In [4]: for i in spend_alpha['id'].unique():
...: spend_alpha.set_value(spend_alpha[spend_alpha['id'] == i].index.tolist(), 'total_sum', spend_alpha[spend_alpha['id'] == i]['spend'].sum())
...:
In [5]: spend_alpha
Out[5]:
id spend total_sum
0 100 250 300.0
1 101 50 100.0
2 102 60 90.0
3 100 50 300.0
4 102 30 90.0
5 101 50 100.0
However, if I place the third argument of the set_value() function inside exec() it well return NaNs. As shown below:
In [6]: for i in spend_alpha['id'].unique():
...: spend_alpha.set_value(spend_alpha[spend_alpha['id'] == i].index.tolist(), 'total_sum', exec("spend_alpha[spend_alpha['id'] == i]['spend'].sum()"))
...:
In [7]: spend_alpha
Out[7]:
id spend total_sum
0 100 250 NaN
1 101 50 NaN
2 102 60 NaN
3 100 50 NaN
4 102 30 NaN
5 101 50 NaN
I want to be able to place the third argument inside exec() so that I can use the line within a function. This well let me calculate other aggregations other than sum() by passing it to the function. But it is not possible since exec() returns NaNs.
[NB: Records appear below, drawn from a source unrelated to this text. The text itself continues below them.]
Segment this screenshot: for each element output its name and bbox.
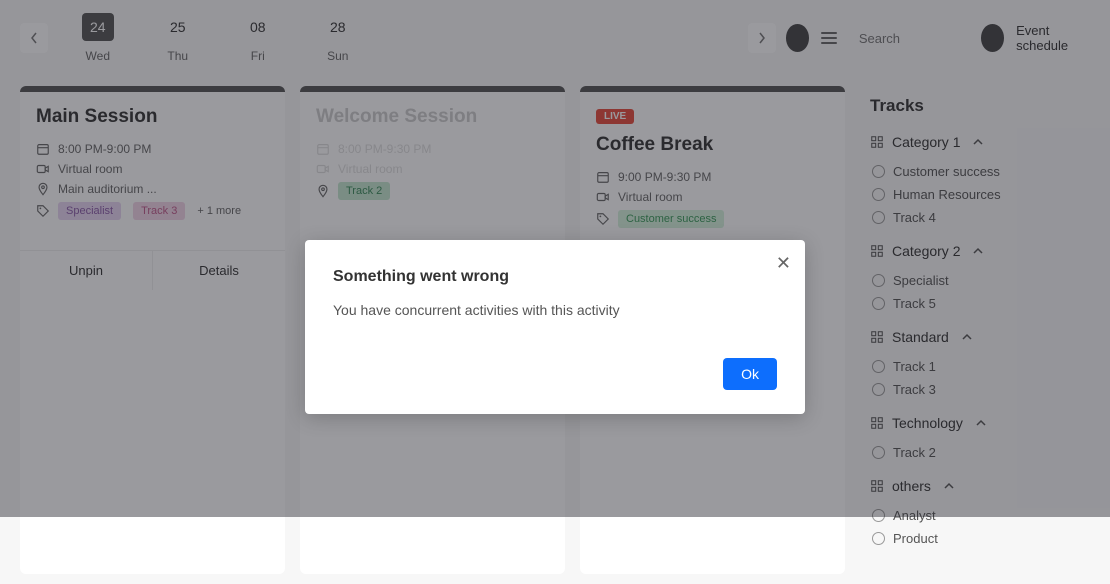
modal-title: Something went wrong <box>333 268 777 286</box>
error-modal: ✕ Something went wrong You have concurre… <box>305 240 805 414</box>
radio-icon <box>872 532 885 545</box>
modal-text: You have concurrent activities with this… <box>333 302 777 318</box>
modal-close-button[interactable]: ✕ <box>776 254 791 272</box>
ok-button[interactable]: Ok <box>723 358 777 390</box>
track-item[interactable]: Product <box>870 527 1090 550</box>
track-label: Product <box>893 531 938 546</box>
close-icon: ✕ <box>776 253 791 273</box>
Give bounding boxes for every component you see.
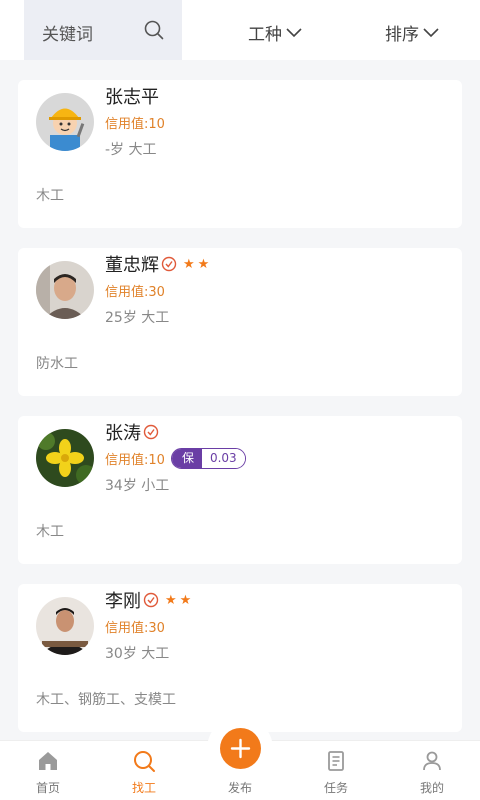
worker-card[interactable]: 张志平 信用值:10 -岁 大工 木工 xyxy=(18,80,462,228)
search-input[interactable]: 关键词 xyxy=(24,0,182,60)
search-placeholder: 关键词 xyxy=(42,25,93,45)
credit-value: 信用值:10 xyxy=(105,452,165,468)
tab-profile[interactable]: 我的 xyxy=(384,741,480,800)
worker-name: 张志平 xyxy=(105,87,159,108)
trade-filter-label: 工种 xyxy=(248,25,282,45)
worker-name: 董忠辉 xyxy=(105,255,159,276)
avatar xyxy=(36,429,94,487)
worker-card[interactable]: 董忠辉 ★★ 信用值:30 25岁 大工 防水工 xyxy=(18,248,462,396)
age-level: 25岁 大工 xyxy=(105,310,170,326)
worker-cartoon-avatar xyxy=(36,93,94,151)
chevron-down-icon xyxy=(286,27,302,37)
insurance-badge-label: 保 xyxy=(171,448,202,468)
avatar xyxy=(36,261,94,319)
sort-label: 排序 xyxy=(385,25,419,45)
name-row: 张涛 xyxy=(105,419,159,445)
home-icon xyxy=(39,752,57,770)
credit-row: 信用值:30 xyxy=(105,280,165,300)
rating-stars: ★★ xyxy=(165,592,195,608)
tab-profile-label: 我的 xyxy=(419,781,444,795)
chevron-down-icon xyxy=(423,27,439,37)
skills: 木工 xyxy=(36,188,64,204)
flower-photo-avatar xyxy=(36,429,94,487)
credit-value: 信用值:10 xyxy=(105,116,165,132)
person-photo-avatar xyxy=(36,597,94,655)
worker-card[interactable]: 李刚 ★★ 信用值:30 30岁 大工 木工、钢筋工、支模工 xyxy=(18,584,462,732)
tab-home[interactable]: 首页 xyxy=(0,741,96,800)
worker-name: 李刚 xyxy=(105,591,141,612)
name-row: 董忠辉 ★★ xyxy=(105,251,212,277)
sort-dropdown[interactable]: 排序 xyxy=(385,20,439,45)
age-level: -岁 大工 xyxy=(105,142,157,158)
filter-bar: 关键词 工种 排序 xyxy=(0,0,480,60)
skills: 防水工 xyxy=(36,356,78,372)
worker-name: 张涛 xyxy=(105,423,141,444)
insurance-badge-value: 0.03 xyxy=(201,448,245,468)
skills: 木工、钢筋工、支模工 xyxy=(36,692,176,708)
person-photo-avatar xyxy=(36,261,94,319)
credit-row: 信用值:10 保 0.03 xyxy=(105,447,246,469)
credit-row: 信用值:10 xyxy=(105,112,165,132)
skills: 木工 xyxy=(36,524,64,540)
verified-icon xyxy=(161,256,177,272)
task-icon xyxy=(328,751,344,771)
avatar xyxy=(36,93,94,151)
insurance-badge: 保 0.03 xyxy=(170,447,246,469)
avatar xyxy=(36,597,94,655)
credit-row: 信用值:30 xyxy=(105,616,165,636)
tab-tasks[interactable]: 任务 xyxy=(288,741,384,800)
age-level: 34岁 小工 xyxy=(105,478,170,494)
tab-tasks-label: 任务 xyxy=(323,781,348,795)
search-icon[interactable] xyxy=(144,20,164,40)
tab-find-work[interactable]: 找工 xyxy=(96,741,192,800)
trade-filter-dropdown[interactable]: 工种 xyxy=(248,20,302,45)
credit-value: 信用值:30 xyxy=(105,284,165,300)
verified-icon xyxy=(143,592,159,608)
plus-icon xyxy=(230,738,251,759)
tab-home-label: 首页 xyxy=(35,781,60,795)
name-row: 张志平 xyxy=(105,83,159,109)
credit-value: 信用值:30 xyxy=(105,620,165,636)
search-icon xyxy=(134,751,155,772)
age-level: 30岁 大工 xyxy=(105,646,170,662)
worker-card[interactable]: 张涛 信用值:10 保 0.03 34岁 小工 木工 xyxy=(18,416,462,564)
tab-find-work-label: 找工 xyxy=(131,781,156,795)
user-icon xyxy=(423,751,441,771)
publish-button[interactable] xyxy=(220,728,261,769)
rating-stars: ★★ xyxy=(183,256,213,272)
name-row: 李刚 ★★ xyxy=(105,587,194,613)
verified-icon xyxy=(143,424,159,440)
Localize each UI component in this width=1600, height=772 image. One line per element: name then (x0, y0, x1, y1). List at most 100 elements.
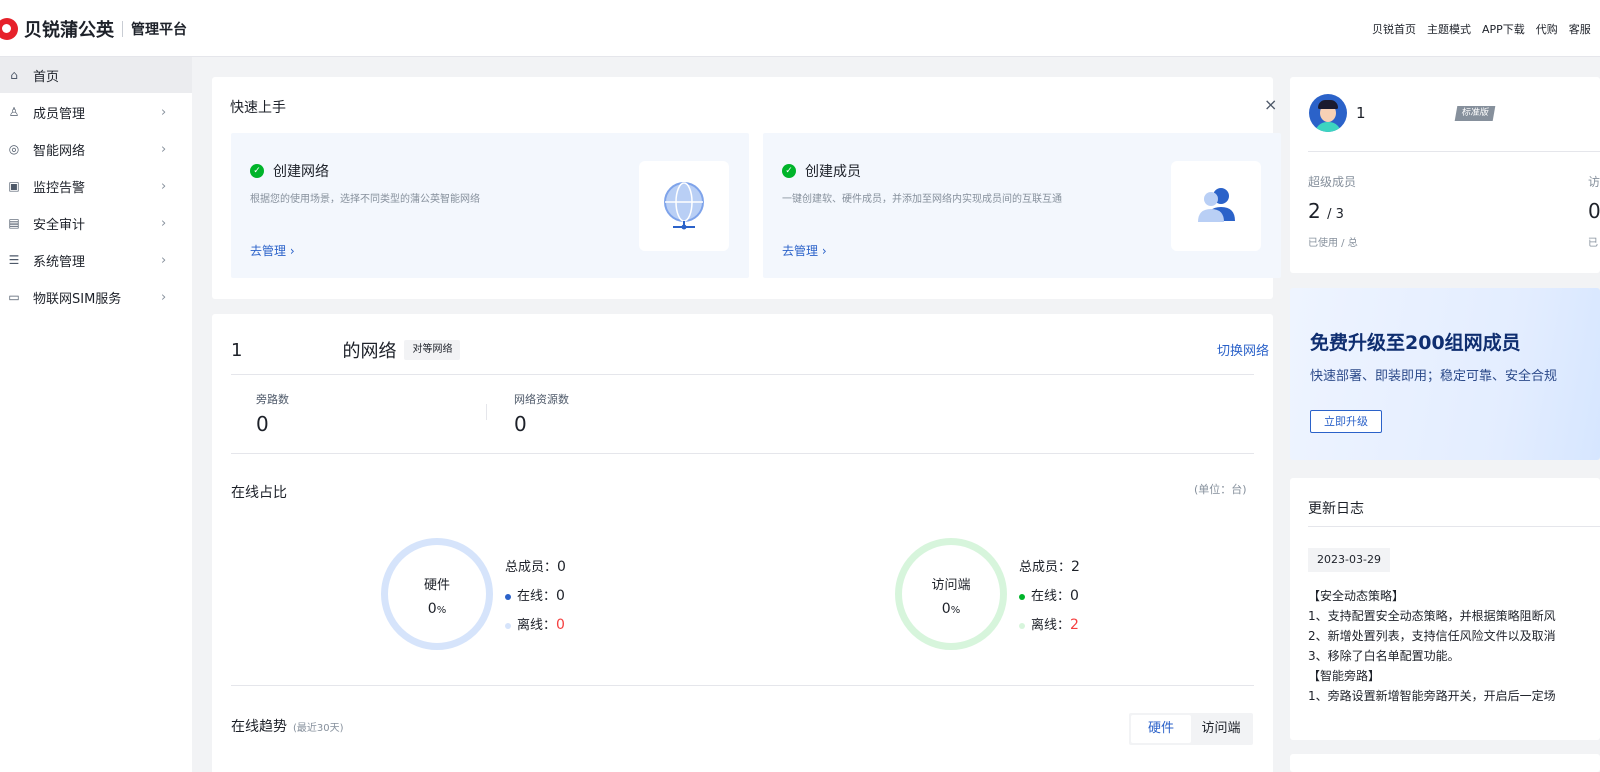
audit-icon: ▤ (8, 216, 20, 230)
avatar-hair (1318, 100, 1338, 109)
manage-link[interactable]: 去管理 › (782, 242, 827, 259)
changelog-date: 2023-03-29 (1308, 548, 1390, 572)
sidebar-item-label: 安全审计 (33, 217, 86, 233)
stat-label-bypass: 旁路数 (256, 393, 289, 406)
legend-label: 离线： (517, 618, 557, 633)
online-dot-icon (505, 593, 511, 600)
promo-desc: 快速部署、即装即用；稳定可靠、安全合规 (1310, 369, 1558, 384)
legend-value: 0 (556, 617, 565, 633)
brand-name: 贝锐蒲公英 (24, 20, 114, 41)
settings-icon: ☰ (8, 253, 20, 267)
logo-mark-icon (0, 18, 18, 40)
check-icon: ✓ (250, 164, 264, 178)
brand-subtitle: 管理平台 (131, 22, 187, 38)
ring-percent-value: 0 (427, 601, 437, 617)
divider (1308, 526, 1600, 527)
chevron-right-icon: › (161, 141, 167, 157)
panel-title: 创建成员 (805, 164, 861, 180)
ring-percent-unit: % (436, 605, 447, 616)
changelog-item: 2、新增处置列表，支持信任风险文件以及取消 (1308, 629, 1556, 643)
ring-percent-value: 0 (941, 601, 951, 617)
trend-segment-control: 硬件 访问端 (1129, 713, 1253, 745)
legend-total: 总成员：2 (1019, 556, 1080, 575)
link-purchase[interactable]: 代购 (1536, 21, 1558, 37)
divider (231, 685, 1254, 686)
avatar-body (1315, 122, 1341, 132)
ring-percent-unit: % (950, 605, 961, 616)
sidebar-item-members[interactable]: ♙ 成员管理 › (0, 94, 192, 130)
top-header: 贝锐蒲公英 管理平台 贝锐首页 主题模式 APP下载 代购 客服 (0, 0, 1600, 57)
globe-icon (639, 161, 729, 251)
legend-label: 在线： (1031, 589, 1071, 604)
manage-link[interactable]: 去管理 › (250, 242, 295, 259)
trend-title-text: 在线趋势 (231, 719, 287, 735)
stat-value-visitors: 0 (1588, 199, 1600, 223)
stat-total: / 3 (1327, 207, 1344, 222)
legend-label: 离线： (1031, 618, 1071, 633)
offline-dot-icon (1019, 622, 1025, 629)
sidebar-item-monitor[interactable]: ▣ 监控告警 › (0, 168, 192, 204)
network-title-prefix: 1 (231, 339, 243, 361)
chevron-right-icon: › (161, 178, 167, 194)
switch-network-link[interactable]: 切换网络 (1217, 340, 1269, 359)
avatar[interactable] (1309, 94, 1347, 132)
segment-hardware[interactable]: 硬件 (1131, 715, 1191, 743)
changelog-item: 1、支持配置安全动态策略，并根据策略阻断风 (1308, 609, 1556, 623)
masked-text (242, 341, 343, 359)
stat-label-resources: 网络资源数 (514, 393, 569, 406)
link-theme[interactable]: 主题模式 (1427, 21, 1471, 37)
link-home[interactable]: 贝锐首页 (1372, 21, 1416, 37)
legend-value: 0 (556, 588, 565, 604)
sidebar-item-network[interactable]: ◎ 智能网络 › (0, 131, 192, 167)
segment-visitor[interactable]: 访问端 (1191, 715, 1251, 743)
changelog-item: 【智能旁路】 (1308, 669, 1381, 683)
legend-value: 2 (1070, 617, 1079, 633)
legend-total: 总成员：0 (505, 556, 566, 575)
legend-value: 0 (557, 559, 566, 575)
logo-divider (122, 21, 123, 37)
stat-value-resources: 0 (514, 412, 527, 436)
brand-logo[interactable]: 贝锐蒲公英 管理平台 (0, 17, 187, 41)
user-icon: ♙ (8, 105, 20, 119)
sidebar-item-system[interactable]: ☰ 系统管理 › (0, 242, 192, 278)
changelog-item: 3、移除了白名单配置功能。 (1308, 649, 1460, 663)
monitor-icon: ▣ (8, 179, 20, 193)
network-icon: ◎ (8, 142, 20, 156)
sidebar-item-label: 监控告警 (33, 180, 86, 196)
divider (231, 453, 1254, 454)
close-icon[interactable]: × (1264, 95, 1277, 114)
online-ratio-title: 在线占比 (231, 485, 287, 501)
offline-dot-icon (505, 622, 511, 629)
promo-title: 免费升级至200组网成员 (1310, 332, 1521, 354)
panel-title: 创建网络 (273, 164, 329, 180)
divider (1308, 151, 1600, 152)
upgrade-button[interactable]: 立即升级 (1310, 410, 1382, 433)
legend-value: 2 (1071, 559, 1080, 575)
link-service[interactable]: 客服 (1569, 21, 1591, 37)
sidebar-item-home[interactable]: ⌂ 首页 (0, 57, 192, 93)
sidebar-item-audit[interactable]: ▤ 安全审计 › (0, 205, 192, 241)
visitor-ring (895, 538, 1007, 650)
legend-online: 在线：0 (505, 585, 565, 604)
legend-label: 总成员： (1019, 560, 1072, 575)
changelog-item: 【安全动态策略】 (1308, 589, 1405, 603)
top-links: 贝锐首页 主题模式 APP下载 代购 客服 (1372, 21, 1600, 37)
ring-name: 硬件 (423, 578, 450, 593)
link-app-download[interactable]: APP下载 (1482, 21, 1525, 37)
panel-desc: 根据您的使用场景，选择不同类型的蒲公英智能网络 (250, 194, 480, 205)
legend-label: 在线： (517, 589, 557, 604)
network-title-suffix: 的网络 (342, 341, 397, 362)
stat-hint: 已 (1588, 238, 1598, 249)
quickstart-panel-network[interactable]: ✓ 创建网络 根据您的使用场景，选择不同类型的蒲公英智能网络 去管理 › (231, 133, 749, 278)
ring-percent: 0% (381, 601, 493, 617)
chevron-right-icon: › (161, 252, 167, 268)
stat-value-super-members: 2 / 3 (1308, 199, 1344, 223)
chevron-right-icon: › (161, 104, 167, 120)
changelog-item: 1、旁路设置新增智能旁路开关，开启后一定场 (1308, 689, 1556, 703)
legend-value: 0 (1070, 588, 1079, 604)
quickstart-title: 快速上手 (230, 100, 286, 116)
sidebar-item-sim[interactable]: ▭ 物联网SIM服务 › (0, 279, 192, 315)
legend-online: 在线：0 (1019, 585, 1079, 604)
quickstart-panel-members[interactable]: ✓ 创建成员 一键创建软、硬件成员，并添加至网络内实现成员间的互联互通 去管理 … (763, 133, 1281, 278)
stat-value-bypass: 0 (256, 412, 269, 436)
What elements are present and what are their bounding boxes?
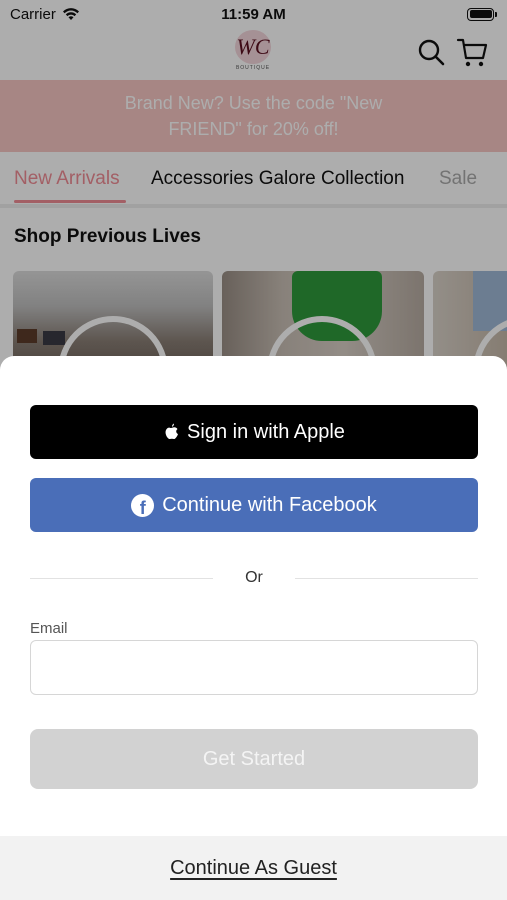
divider-line — [294, 577, 478, 579]
apple-icon — [165, 423, 179, 440]
divider-line — [30, 577, 214, 579]
facebook-icon: f — [131, 493, 155, 517]
sign-in-with-apple-button[interactable]: Sign in with Apple — [30, 405, 478, 459]
apple-button-label: Sign in with Apple — [187, 420, 345, 443]
email-field[interactable] — [30, 640, 478, 695]
sign-in-sheet: Sign in with Apple f Continue with Faceb… — [0, 356, 507, 900]
or-label: Or — [245, 569, 263, 586]
continue-with-facebook-button[interactable]: f Continue with Facebook — [30, 478, 478, 532]
get-started-label: Get Started — [202, 747, 306, 770]
or-divider: Or — [30, 567, 478, 589]
continue-as-guest-link[interactable]: Continue As Guest — [170, 857, 337, 880]
facebook-button-label: Continue with Facebook — [162, 493, 377, 516]
email-label: Email — [30, 620, 68, 637]
get-started-button[interactable]: Get Started — [30, 729, 478, 789]
guest-bar: Continue As Guest — [0, 836, 507, 900]
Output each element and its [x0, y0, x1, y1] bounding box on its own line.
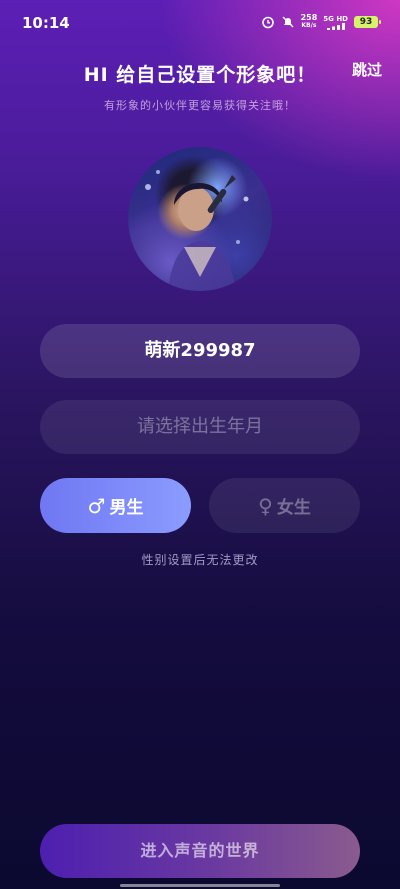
page-title: HI 给自己设置个形象吧！	[83, 64, 317, 86]
status-bar: 10:14 258 KB/s 5G HD 93	[0, 0, 400, 44]
birthdate-picker[interactable]: 请选择出生年月	[40, 400, 360, 454]
male-symbol-icon: ♂	[87, 493, 106, 518]
male-gender-button[interactable]: ♂ 男生	[40, 478, 191, 533]
gender-note: 性别设置后无法更改	[141, 553, 259, 567]
nickname-field[interactable]: 萌新299987	[40, 324, 360, 378]
avatar-illustration	[145, 170, 249, 291]
net-speed-unit: KB/s	[301, 22, 317, 29]
mute-notification-icon	[282, 16, 294, 28]
avatar[interactable]	[128, 147, 272, 291]
signal-indicator: 5G HD	[323, 15, 348, 30]
net-speed: 258 KB/s	[301, 14, 318, 30]
alarm-icon	[261, 16, 274, 29]
status-time: 10:14	[22, 14, 70, 32]
battery-icon: 93	[354, 16, 381, 28]
page-subtitle: 有形象的小伙伴更容易获得关注哦！	[104, 99, 296, 112]
female-symbol-icon: ♀	[258, 493, 273, 518]
home-indicator[interactable]	[120, 884, 280, 887]
enter-button[interactable]: 进入声音的世界	[40, 824, 360, 878]
female-gender-label: 女生	[276, 498, 311, 518]
net-speed-value: 258	[300, 13, 318, 22]
skip-button[interactable]: 跳过	[352, 59, 382, 80]
status-icons: 258 KB/s 5G HD 93	[261, 14, 381, 30]
male-gender-label: 男生	[109, 498, 144, 518]
signal-icon	[326, 22, 345, 30]
signal-label: 5G HD	[323, 14, 348, 23]
female-gender-button[interactable]: ♀ 女生	[209, 478, 360, 533]
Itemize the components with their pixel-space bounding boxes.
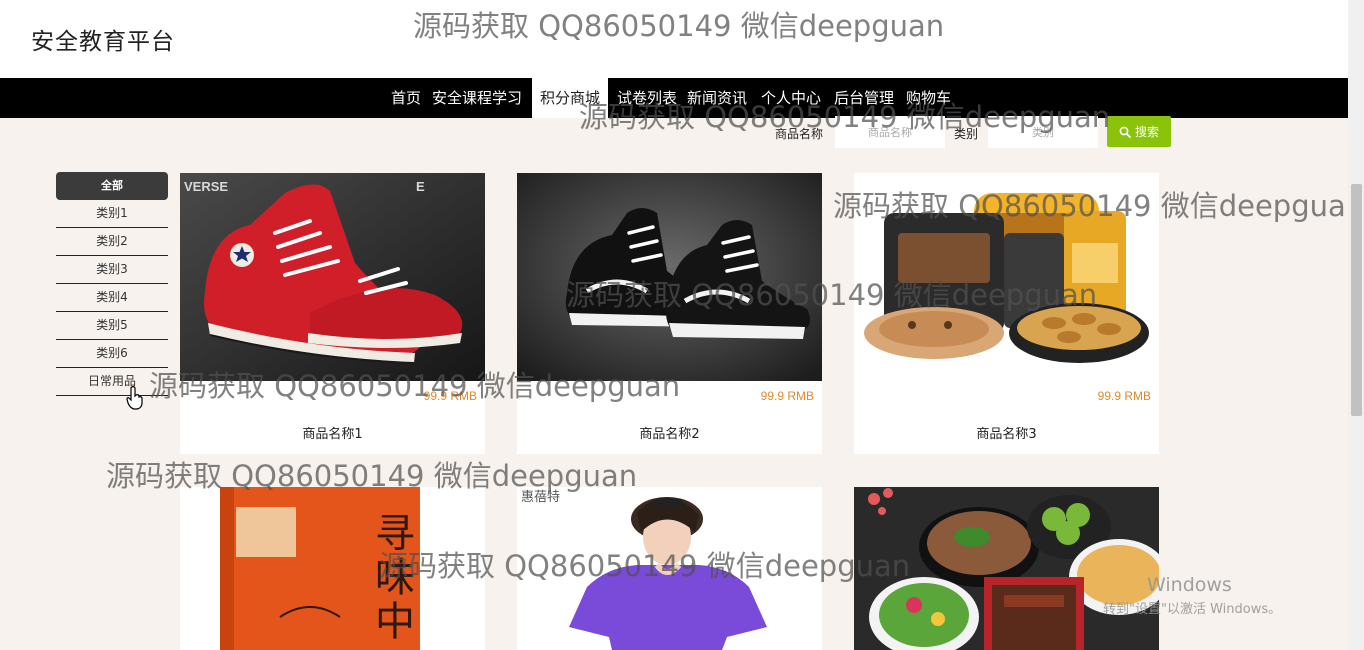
svg-text:味: 味	[375, 555, 415, 601]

Likewise, the function has to calculate the sum of column spend per unique items of column id from the spend_alpha data frame and save it in a column called total_sum. But it returns NaNs.In [8]: def FeatureMaker(data, criteria_col, f_data):
...: source = data.copy()
...: for key, value in f_data.items():
...: for i in source[criteria_col].unique():
...: source.set_value(source[source[criteria_col] == i].index.tolist(), key, exec('source[source[criteria_col] == i]["' + value[0] + '"].' + value[1] + '()'))
...: return source
In [9]: FeatureMaker(spend_alpha, 'id', {'total_sum': ["spend", "sum"]})
Out[9]:
id spend total_sum
0 100 250 NaN
1 101 50 NaN
2 102 60 NaN
3 100 50 NaN
4 102 30 NaN
5 101 50 NaN
I would be really thankful if anyone can help me overcome this problem.